Craig Jones – Former INTERPOL Director of Cybercrime and Independent Strategic Advisor said, “AI has industrialized cybercrime. What once required skilled operators and time can now be bought, automated, and scaled globally. While AI hasn’t created new motives for cybercriminals—money, leverage, and access still drives the ecosystem—it has dramatically increased the speed, scale, and sophistication with which those motives are pursued. The shift marks a new era, where speed, volume, and sophisticated impersonation has fundamentally changed how crime is committed and how hard it is to stop.”
How defenders are mobilizing against weaponized AI
Weaponized AI is a global challenge that no single organization or regulator can tackle in isolation. Unlike traditional malware, AI-enabled attacks leave little forensic trace, making detection and attribution harder. For defenders, this landscape demands urgent adaptation.

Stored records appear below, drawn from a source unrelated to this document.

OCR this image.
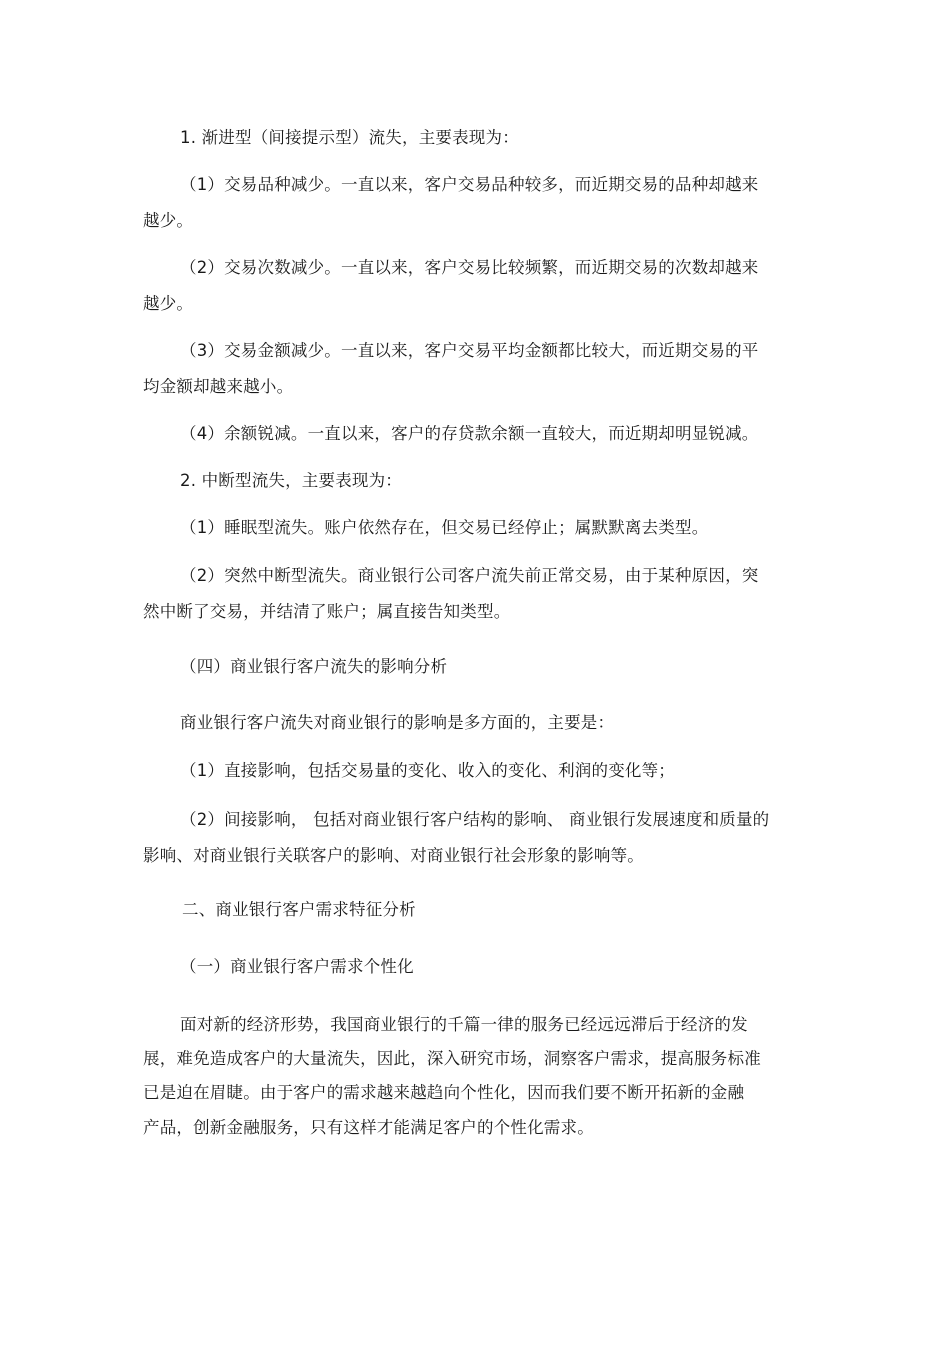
1. 渐进型（间接提示型）流失，主要表现为：
（1）交易品种减少。一直以来，客户交易品种较多，而近期交易的品种却越来
越少。
（2）交易次数减少。一直以来，客户交易比较频繁，而近期交易的次数却越来
越少。
（3）交易金额减少。一直以来，客户交易平均金额都比较大，而近期交易的平
均金额却越来越小。
（4）余额锐减。一直以来，客户的存贷款余额一直较大，而近期却明显锐减。
2. 中断型流失，主要表现为：
（1）睡眠型流失。账户依然存在，但交易已经停止；属默默离去类型。
（2）突然中断型流失。商业银行公司客户流失前正常交易，由于某种原因，突
然中断了交易，并结清了账户；属直接告知类型。
（四）商业银行客户流失的影响分析
商业银行客户流失对商业银行的影响是多方面的，主要是：
（1）直接影响，包括交易量的变化、收入的变化、利润的变化等；
（2）间接影响， 包括对商业银行客户结构的影响、 商业银行发展速度和质量的
影响、对商业银行关联客户的影响、对商业银行社会形象的影响等。
二、商业银行客户需求特征分析
（一）商业银行客户需求个性化
面对新的经济形势，我国商业银行的千篇一律的服务已经远远滞后于经济的发
展，难免造成客户的大量流失，因此，深入研究市场，洞察客户需求，提高服务标准
已是迫在眉睫。由于客户的需求越来越趋向个性化，因而我们要不断开拓新的金融
产品，创新金融服务，只有这样才能满足客户的个性化需求。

Group-IB’s research underscores the need for intelligence-led security strategies that place adversary behavior at the center, combining predictive threat intelligence, fraud prevention, and deep visibility into underground ecosystems. Cross-border collaboration between the private sector, law enforcement, and regulators will be essential to counter this evolving threat.
Dmitry Volkov, CEO of Group-IB, adds “From the frontlines of cybercrime, AI is giving criminals unprecedented reach. Today, AI is enabling criminals to scale scams with ease and create hyper-personalisation and social engineering to a new standard. In the near future, autonomous AI will carry out attacks that once required human expertise. Understanding this shift is essential to stopping the next generation of threats and ensuring defenders outpace attackers, moving towards an intelligence-led security strategy that combines AI-driven detection, fraud prevention, and deep visibility into underground criminal ecosystems.”